Remediation of contaminated water using cellulose acetate membrane hybrid by sunflower seed shell–activated carbon

Abstract

In this study, newly created hybrid cellulose acetate (CA) membranes were prepared using the phase inversion technique. Activated carbon derived from Helianthus annuus (sunflower) seed shells (SFAC) were immersed in CA polymer casting solution, and the produced membranes were used to treat contaminated water. Phosphoric acid was utilized as an activating agent with a ratio of 3:1 (wt.) for preparing SFAC7, SFAC8, and SFAC9 activated carbons with various carbonization temperatures (700, 800, and 900°C, respectively). By using SEM, TEM, XRD, BET, and FTIR, the SFAC and CA membranes were characterized.
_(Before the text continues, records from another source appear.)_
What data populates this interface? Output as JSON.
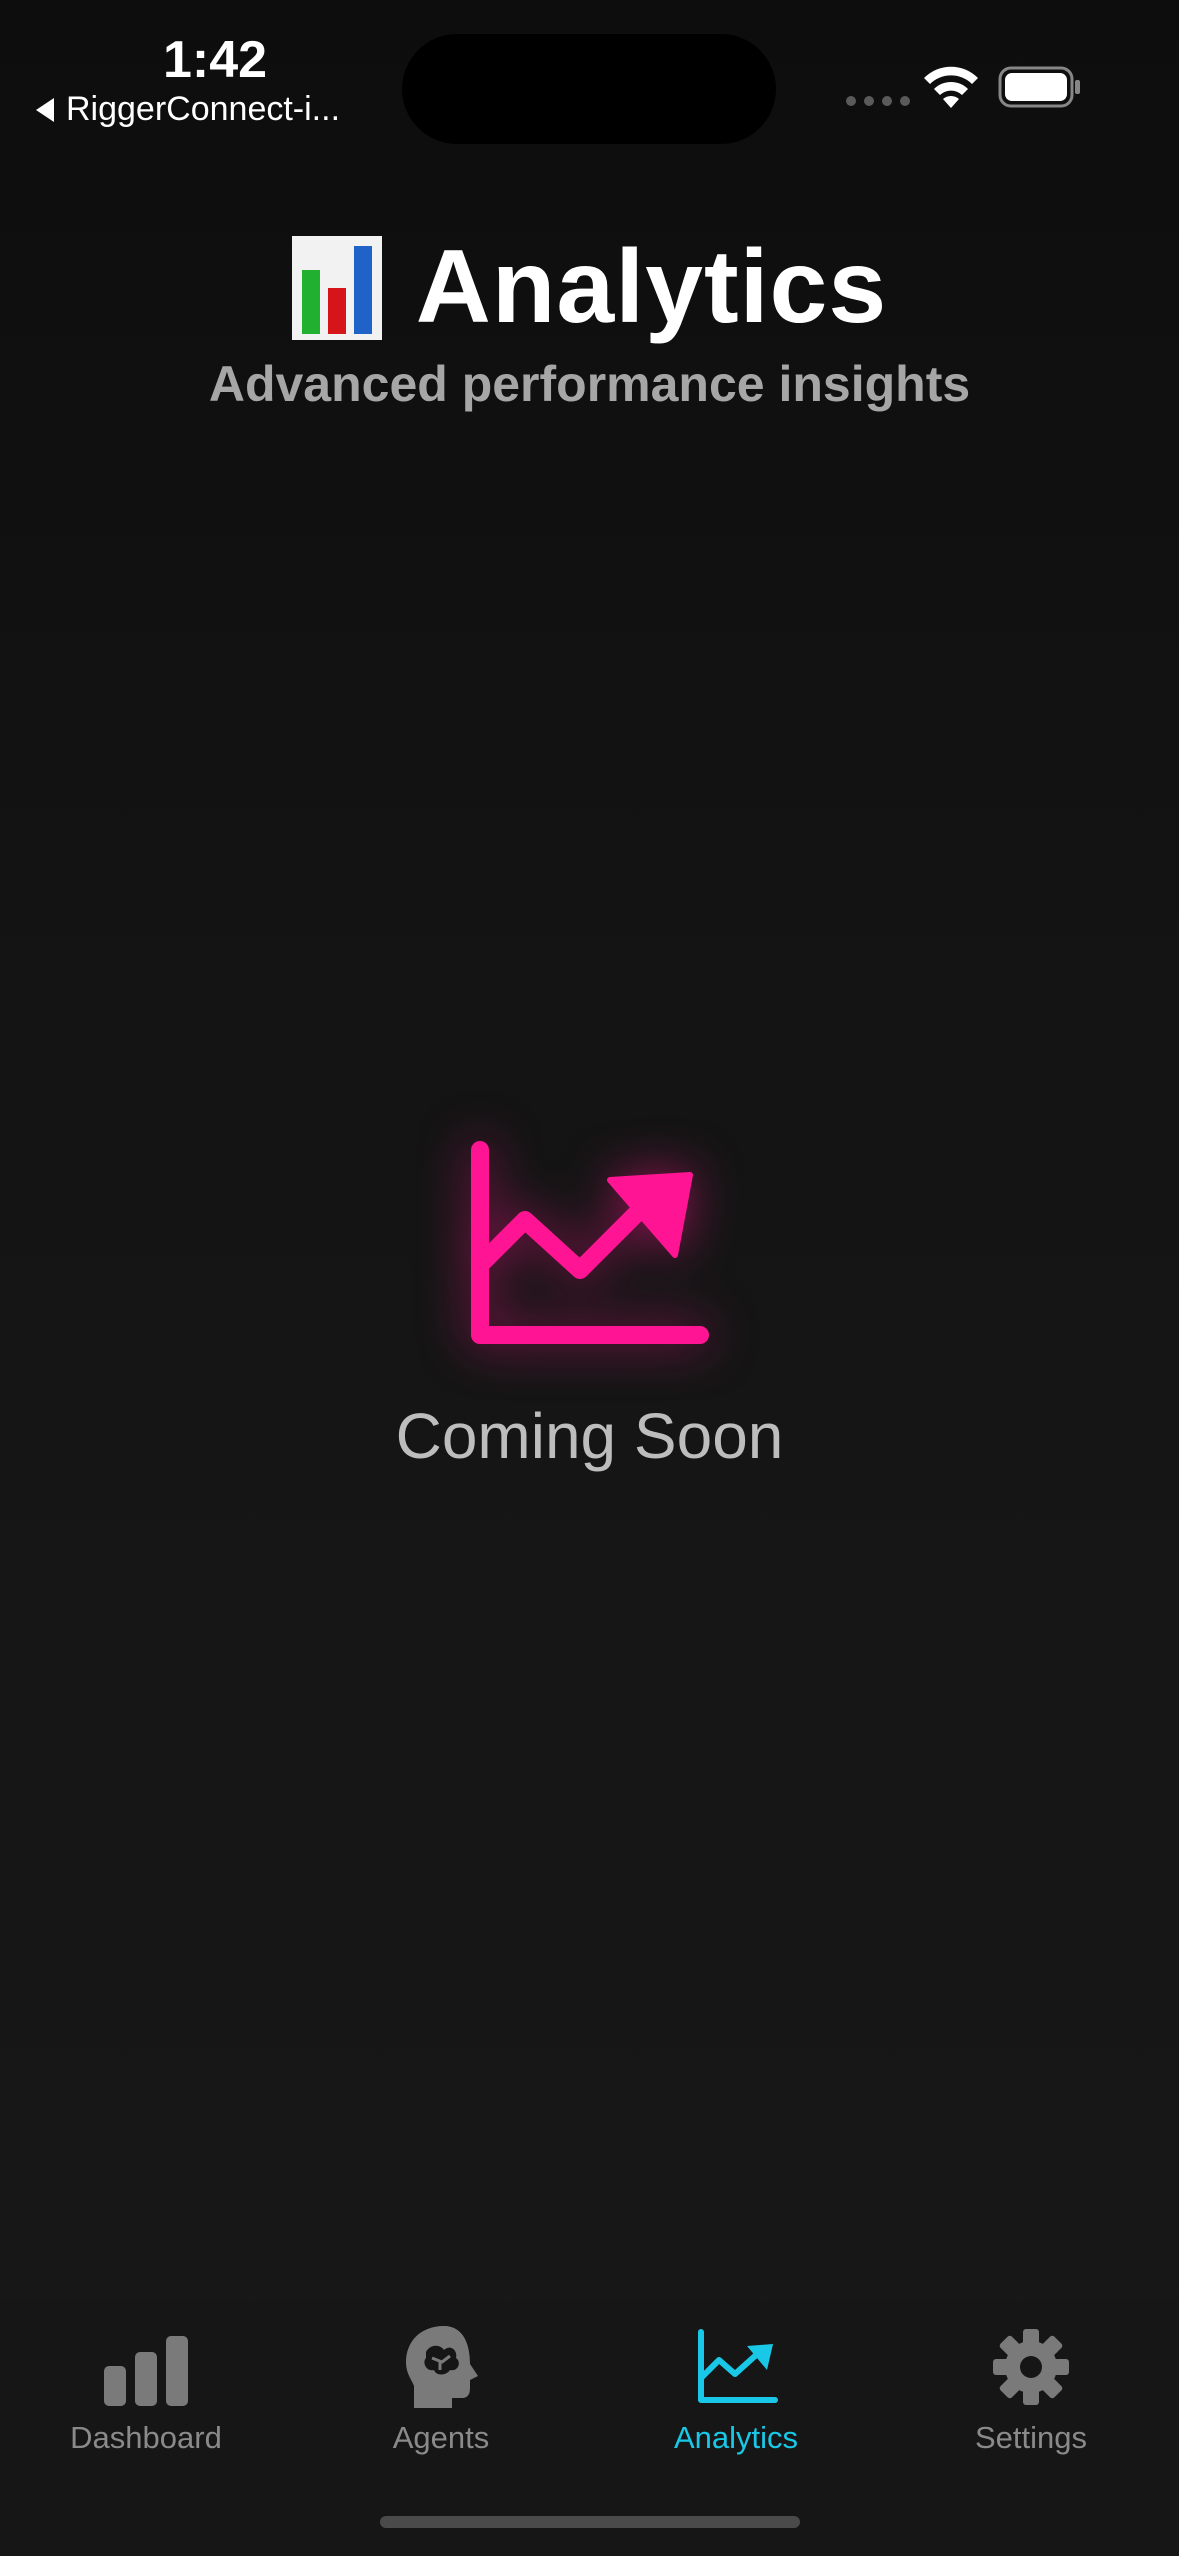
{
  "status_bar": {
    "time": "1:42",
    "back_app": "RiggerConnect-i..."
  },
  "header": {
    "emoji": "📊",
    "title": "Analytics",
    "subtitle": "Advanced performance insights"
  },
  "main": {
    "icon": "chart-line-up-icon",
    "message": "Coming Soon"
  },
  "tab_bar": {
    "tabs": [
      {
        "label": "Dashboard",
        "icon": "bar-chart-icon",
        "active": false
      },
      {
        "label": "Agents",
        "icon": "brain-head-icon",
        "active": false
      },
      {
        "label": "Analytics",
        "icon": "chart-line-up-icon",
        "active": true
      },
      {
        "label": "Settings",
        "icon": "gear-icon",
        "active": false
      }
    ]
  },
  "colors": {
    "accent_active": "#19C8E6",
    "icon_pink": "#FF1493",
    "background": "#111111",
    "inactive": "#8A8A8A"
  }
}
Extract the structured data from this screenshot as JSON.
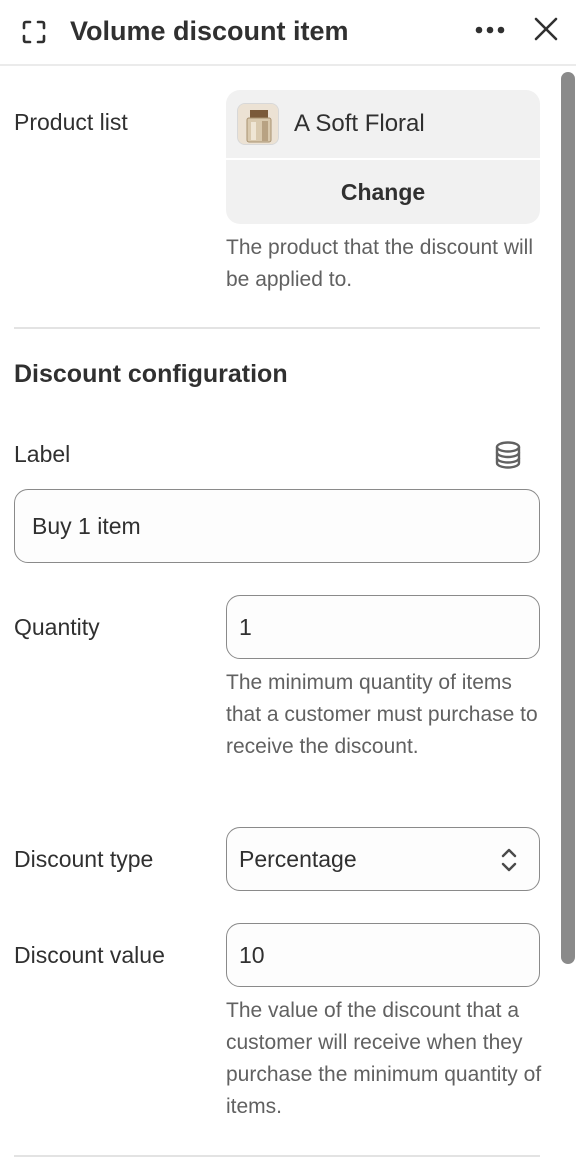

The SFAC9 sample has the highest surface area SBET (786.62 m2/g), total pore volume VT (0.7694 mL/g), and pore radius r– (4.0026 nm). The effects of various starting concentrations (5–20 mg/L), SFAC dose (0.1–0.5), pH (2–12), and contact time (0.5–24 h) conditions were investigated. The outcomes showed that the CA (SFAC9 0.1%) membrane performed better than other membranes in removing crystal violet (CV) dye, with an 84.67% removal rate under ideal environmental circumstances. The dye decolorization onto the CA (SFAC9 0.1%) membrane was fitted with various adsorption isotherms using the Langmuir > Tempkin > Freundlich model. Additionally, the kinetics studies showed pseudo-second-order, which suggests that chemisorption occurred.